経済が右肩上がりの中国に比べて日本の復興は簡単ではない。日本では、かつて人類が経験したことのない高齢化が進みつつある。同時に、急速に貧しくなりつつある。平成20年の国民健康保険(国保)被保険者(3,954万人)の一世帯当たりの平均所得は、前年から6%下がって、158万円だった。平成6年の230万8千円から、14年間で3分の1減少した。20歳代の若者の25%(356万人)が国保被保険者であり、その半数は所得ゼロ。一人あたりの平均年間所得は64万円だった。リーマンショックは平成20年9月に起きた。平成21年の所得(脱稿時点で未公表)はさらに減少していると予想する。消費を担う中間層と若者が疲弊している。

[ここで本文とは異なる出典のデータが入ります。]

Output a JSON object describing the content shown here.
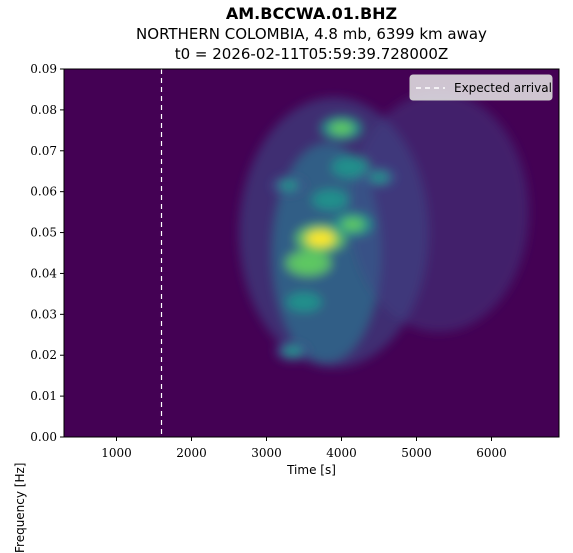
{
  "chart_data": {
    "type": "heatmap",
    "title": "AM.BCCWA.01.BHZ",
    "subtitle": "NORTHERN COLOMBIA, 4.8 mb, 6399 km away",
    "subtitle2": "t0 = 2026-02-11T05:59:39.728000Z",
    "xlabel": "Time [s]",
    "ylabel": "Frequency [Hz]",
    "xlim": [
      300,
      6900
    ],
    "ylim": [
      0.0,
      0.09
    ],
    "xticks": [
      "1000",
      "2000",
      "3000",
      "4000",
      "5000",
      "6000"
    ],
    "xtick_values": [
      1000,
      2000,
      3000,
      4000,
      5000,
      6000
    ],
    "yticks": [
      "0.00",
      "0.01",
      "0.02",
      "0.03",
      "0.04",
      "0.05",
      "0.06",
      "0.07",
      "0.08",
      "0.09"
    ],
    "ytick_values": [
      0.0,
      0.01,
      0.02,
      0.03,
      0.04,
      0.05,
      0.06,
      0.07,
      0.08,
      0.09
    ],
    "expected_arrival_x": 1600,
    "legend": {
      "label": "Expected arrival",
      "placement": "top-right"
    },
    "colormap": "viridis",
    "hotspots": [
      {
        "x": 3720,
        "y": 0.0485,
        "intensity": 1.0
      },
      {
        "x": 3560,
        "y": 0.0425,
        "intensity": 0.85
      },
      {
        "x": 4000,
        "y": 0.0755,
        "intensity": 0.7
      },
      {
        "x": 4150,
        "y": 0.052,
        "intensity": 0.65
      },
      {
        "x": 4120,
        "y": 0.066,
        "intensity": 0.6
      },
      {
        "x": 3850,
        "y": 0.058,
        "intensity": 0.55
      },
      {
        "x": 3500,
        "y": 0.033,
        "intensity": 0.5
      },
      {
        "x": 3350,
        "y": 0.021,
        "intensity": 0.4
      },
      {
        "x": 3300,
        "y": 0.0615,
        "intensity": 0.45
      },
      {
        "x": 4500,
        "y": 0.0635,
        "intensity": 0.45
      }
    ]
  }
}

経済の停滞のため、従来の医療・介護・福祉の給付が困難になった。責任は政治ではなく、情緒的な言説にとらわれて事実から目をそらそうとする個々の日本人にある。後期高齢者医療制度否定の論理は老いの覚悟を欠き、対案を示さないことにおいて無責任だった。成り行き任せの結果、荒廃が表面化し始めた。これまで、若者は十分なサポートがないまま過大な負担を押し付けられてきた。高齢者は、自分が支払った負担以上の給付を当たり前のように求めてきた。「使って終わりの給付」より「将来のための給付」を優先しないと、貧困化に歯止めがかけられない。貧困のために教育を断念すれば、将来はさらに貧しくなる。

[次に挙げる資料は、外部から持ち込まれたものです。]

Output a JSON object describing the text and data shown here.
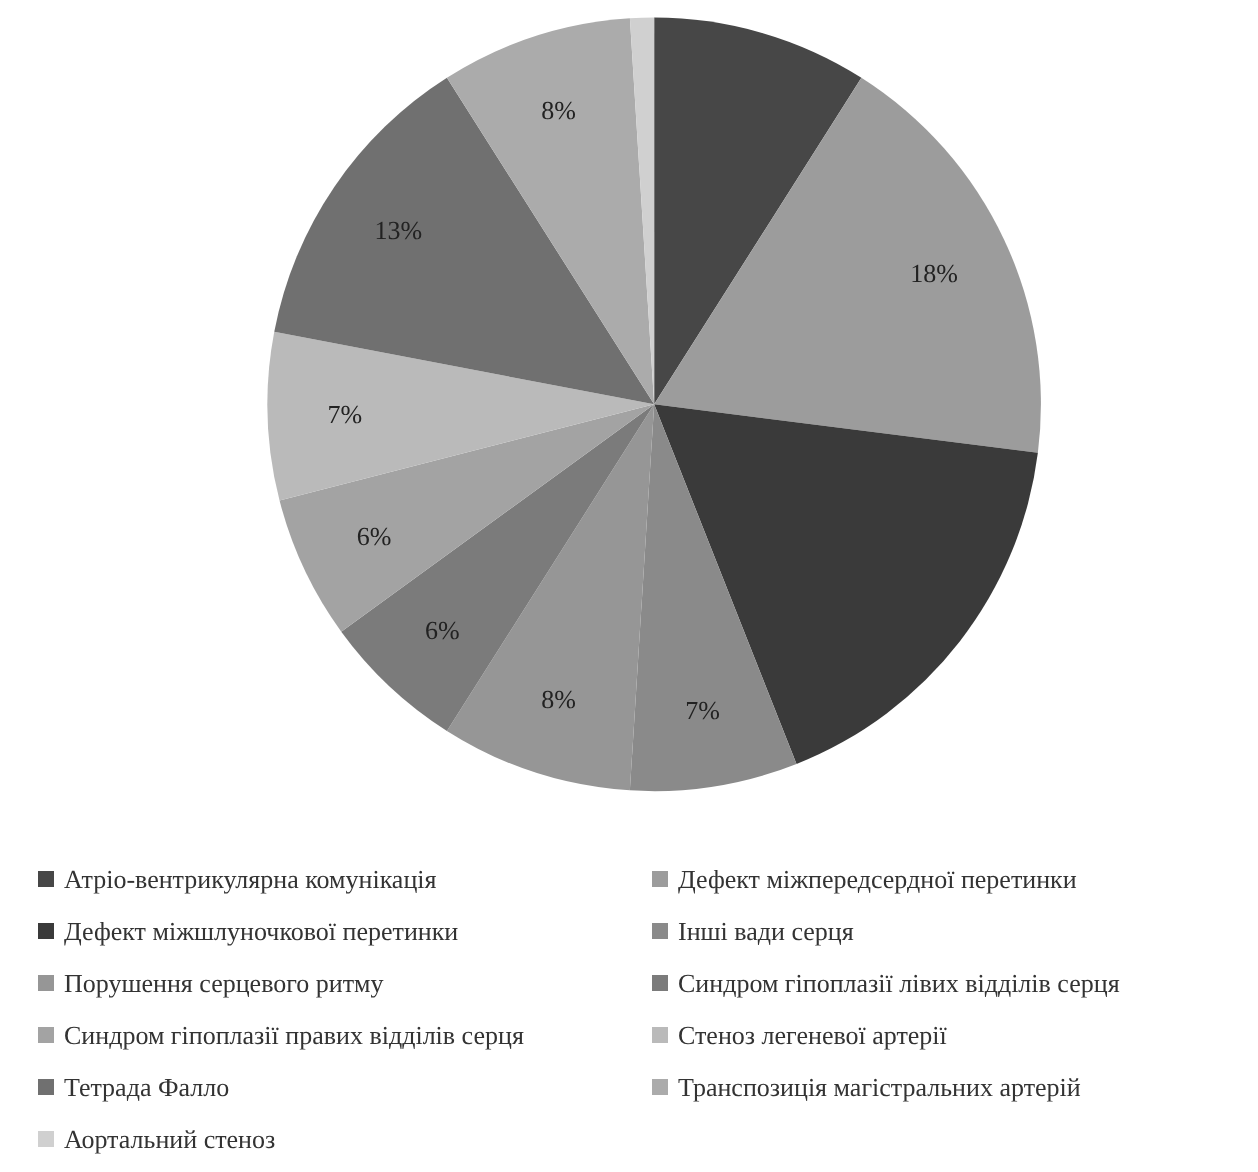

震災後3か月の段階で、日本の政治は迷走を続け、進む方向を失い、必要な決定を先延ばしにしている。異論もあるだろうが、筆者には、被災地の多くは、じっとうずくまって、ひたすら行政に頼ろうとしているように見える。行政は法令の整合性と前例にとらわれて、未来を創造する能力を持たない。社会全体の心理的落ち込み、生産減少で日本経済が再起不能になりかねない。ただし、地震で生じた大量の復興需要は、日本経済の立て直しのきっかけになりうる。現状は大量の紙幣を印刷すべき局面である。インフレに持ち込むべきである。日本経済が元気にならなければ、被災地の復興も、医療や高齢者福祉もままならない。最優先課題は雇用、産業、そして教育である。結果として総雇用量を大きくできるのなら、正規雇用労働者の権利を制限し、企業の税率を引き下げるべきである。社会の変化に合わせて、さまざまな職業訓練を提供する。働ける人には、可能な限り働いてもらう。
被災地は、都市部に比べて、高齢化が進んでいる。津波による破壊を、持続可能な高齢化社会のモデル創造の契機にすべきである。復興に当たって、役割分担を十分に考える必要がある。行政は、未来に向けた計画を立案するのは得意ではない。大きな視点で、民間や世界から知恵を集めること、その知恵に基づく施策をコントロールするチェック・アンド・バランスの体制を確立することが望まれる。
文献:
13 森 傑:民間非営利組織を中心とした住宅地の開発マネジメント手法に関する考察 米国ニューメキシコ州ティエラコンテンタ開発のケーススタディを通して.日本建築学会計画系論文集, 73, 1443-1440, 2008.